Кэнди кивнула. По-моему, она не очень понимала, почему Мейпс обратился к ней. Впрочем, ее это мало интересовало. Мату больше не угрожала тюрьма — вот единственное, что ее интересовало. До всего остального ей не было дела.
Мейпс снова повернулся к Чарли.
— Расскажите мне, как было дело, мистер Биггс, — говорит. — Начните с самого начала, с того, что у вас там вышло на поле.
— Что бы у нас там на поле ни вышло, только начало было положено не тогда, а пятьдесят лет назад, — говорит Чарли. — Ну, пятьдесят не пятьдесят, а лет сорок пять уж точно. Потому что в аккурат о ту пору я убежал в первый раз. Мне пятьдесят стукнуло, а как сейчас помню, что я убежал, когда мне было годков пять, не больше, потому что, когда мне минуло шесть, крестный поколотил меня, чтоб не смел убегать. Я ведь помню, когда он в первый раз меня за это поколотил. Помнишь, крестный, когда ты в первый раз меня поколотил? Мне тогда еще дали с собой в школу картошку, а Эдди у меня ее отобрал. — Мату глядел на Чарли так, словно не верил своим глазам, что тот вернулся. Мату кивнул.
— Всю мою жизнь, — говорит Чарли. И не Мейпсу говорит, не нам, а сам себе. — Всю как есть мою жизнь я только и знал, что убегал. От кого только я не убегал — и от черных, и от белых, и от негров, и от кэдженов — и от тех, и от других. Всю как есть мою жизнь. Все для них делал, и хорошо ли, плохо ли сделаю, они меня поносили — всю как есть мою жизнь. А я терпел. И вот мне уж пятьдесят стукнуло. И вот уже пятьдесят лет меня поносят. Как родился на свет черным, так с тех самых пор я поношения терпел, а сдачи никогда не давал. Ты ведь, крестный, старался из меня мужика сделать? Верно я говорю?
Мату опять кивнул.
— А все без толку, — говорит Чарли. — Пятьдесят лет кряду старался. Целых полвека; и тут я себе сказал: хватит с меня поношений. А Бо поносил меня. Хоть я и за двоих работал, он меня все равно поносил. Ни одному мужику тяжелее меня груза не поднять. Накорми меня досыта, и дольше меня никто работать не сумеет. Пилить, колоть, тянуть проволоку, канавы копать, столбы ставить никто лучше меня не может.
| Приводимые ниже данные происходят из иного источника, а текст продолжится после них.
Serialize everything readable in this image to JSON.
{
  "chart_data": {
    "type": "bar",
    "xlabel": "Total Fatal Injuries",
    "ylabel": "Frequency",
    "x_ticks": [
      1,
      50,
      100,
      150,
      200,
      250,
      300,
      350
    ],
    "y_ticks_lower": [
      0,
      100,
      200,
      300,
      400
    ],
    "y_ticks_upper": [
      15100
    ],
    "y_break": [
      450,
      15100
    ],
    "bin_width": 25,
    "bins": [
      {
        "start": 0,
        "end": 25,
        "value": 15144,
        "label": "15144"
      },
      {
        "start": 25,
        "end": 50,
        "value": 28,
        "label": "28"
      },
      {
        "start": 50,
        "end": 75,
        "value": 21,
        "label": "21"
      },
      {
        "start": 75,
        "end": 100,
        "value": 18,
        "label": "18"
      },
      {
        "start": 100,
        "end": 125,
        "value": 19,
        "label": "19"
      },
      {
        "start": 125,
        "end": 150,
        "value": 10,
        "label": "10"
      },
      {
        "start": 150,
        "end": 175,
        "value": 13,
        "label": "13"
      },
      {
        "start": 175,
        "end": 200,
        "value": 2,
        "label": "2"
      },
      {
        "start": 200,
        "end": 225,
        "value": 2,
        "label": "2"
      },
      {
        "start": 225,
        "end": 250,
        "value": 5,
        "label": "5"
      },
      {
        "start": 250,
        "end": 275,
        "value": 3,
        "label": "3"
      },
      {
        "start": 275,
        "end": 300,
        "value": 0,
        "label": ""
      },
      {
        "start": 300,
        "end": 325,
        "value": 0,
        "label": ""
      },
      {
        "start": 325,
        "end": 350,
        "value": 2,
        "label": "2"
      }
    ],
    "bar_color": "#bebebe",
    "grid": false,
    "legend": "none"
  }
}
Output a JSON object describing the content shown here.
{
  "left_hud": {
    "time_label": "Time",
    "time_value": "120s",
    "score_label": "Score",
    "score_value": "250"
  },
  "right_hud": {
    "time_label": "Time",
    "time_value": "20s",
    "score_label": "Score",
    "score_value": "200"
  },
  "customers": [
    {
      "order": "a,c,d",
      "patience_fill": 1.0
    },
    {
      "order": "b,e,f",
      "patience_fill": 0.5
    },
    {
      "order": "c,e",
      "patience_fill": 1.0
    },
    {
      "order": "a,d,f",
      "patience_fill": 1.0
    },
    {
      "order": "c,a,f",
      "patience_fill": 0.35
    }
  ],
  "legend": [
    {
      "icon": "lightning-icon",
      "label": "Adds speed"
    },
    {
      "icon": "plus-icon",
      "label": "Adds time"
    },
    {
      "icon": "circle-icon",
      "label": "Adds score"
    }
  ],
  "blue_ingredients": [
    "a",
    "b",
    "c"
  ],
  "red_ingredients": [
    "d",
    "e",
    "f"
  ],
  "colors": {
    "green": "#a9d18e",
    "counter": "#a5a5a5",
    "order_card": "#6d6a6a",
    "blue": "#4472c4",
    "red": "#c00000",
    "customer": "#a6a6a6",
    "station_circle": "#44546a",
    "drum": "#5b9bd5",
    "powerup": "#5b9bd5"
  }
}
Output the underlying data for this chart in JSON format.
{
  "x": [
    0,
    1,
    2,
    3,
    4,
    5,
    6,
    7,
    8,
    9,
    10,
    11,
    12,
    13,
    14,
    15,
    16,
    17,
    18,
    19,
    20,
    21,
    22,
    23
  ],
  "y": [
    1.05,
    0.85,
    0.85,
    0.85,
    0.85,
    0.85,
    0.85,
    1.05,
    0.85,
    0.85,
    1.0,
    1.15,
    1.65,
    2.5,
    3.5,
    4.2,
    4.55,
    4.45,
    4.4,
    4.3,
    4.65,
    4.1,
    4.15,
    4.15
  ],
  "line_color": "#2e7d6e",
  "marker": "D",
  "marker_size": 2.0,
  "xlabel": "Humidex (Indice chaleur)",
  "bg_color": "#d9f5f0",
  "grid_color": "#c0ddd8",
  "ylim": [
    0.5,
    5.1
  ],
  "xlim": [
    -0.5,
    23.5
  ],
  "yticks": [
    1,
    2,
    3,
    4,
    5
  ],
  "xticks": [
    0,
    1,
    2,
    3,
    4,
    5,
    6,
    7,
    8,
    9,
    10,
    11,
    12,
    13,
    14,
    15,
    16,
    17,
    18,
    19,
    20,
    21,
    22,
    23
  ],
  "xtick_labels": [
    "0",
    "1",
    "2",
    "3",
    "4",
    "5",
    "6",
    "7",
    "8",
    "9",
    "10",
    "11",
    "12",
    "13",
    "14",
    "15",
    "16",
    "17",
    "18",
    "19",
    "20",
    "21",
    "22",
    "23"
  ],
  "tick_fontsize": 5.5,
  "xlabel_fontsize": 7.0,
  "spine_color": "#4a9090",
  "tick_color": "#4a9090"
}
А он меня все честил. Без всякой без причины честил. Нигер ты такой, нигер ты сякой, без причины без всякой честил. Просто чтобы обругать. И покамест я был Большим Чарли, негритянским мальчишкой, я его поношения терпел.
Голос Чарли набирал силу. Чарли расхаживал по комнате, люди расступались перед ним, и куда б он ни пошел: к окну, к двери, — он занимал чуть ли не четверть комнаты. Черный как смоль, круглая голова и лицо мокрые от пота. Черное потное лицо его сначала дрогнуло, затем задергалось, он перестал расхаживать, воздел свои ручищи, ну бревна и бревна, над головой и как грянет — ни дать ни взять расходившийся проповедник:
— Но наступает день! Но наступает день, когда мужику пора стать мужиком. Наступает день! — И этими бревнами, а кулаки на них что твои пушечные ядра, потряс под самым потолком; мы с замиранием сердца следили: что, если он, не ровен час, крутанется, а то и упадет? Но бог миловал. Тяжело дыша, Чарли неспешно опустил руки, а сам уставился поверх наших голов в стену. — Наступает день, — не нам, самому себе говорит. — Наступает день.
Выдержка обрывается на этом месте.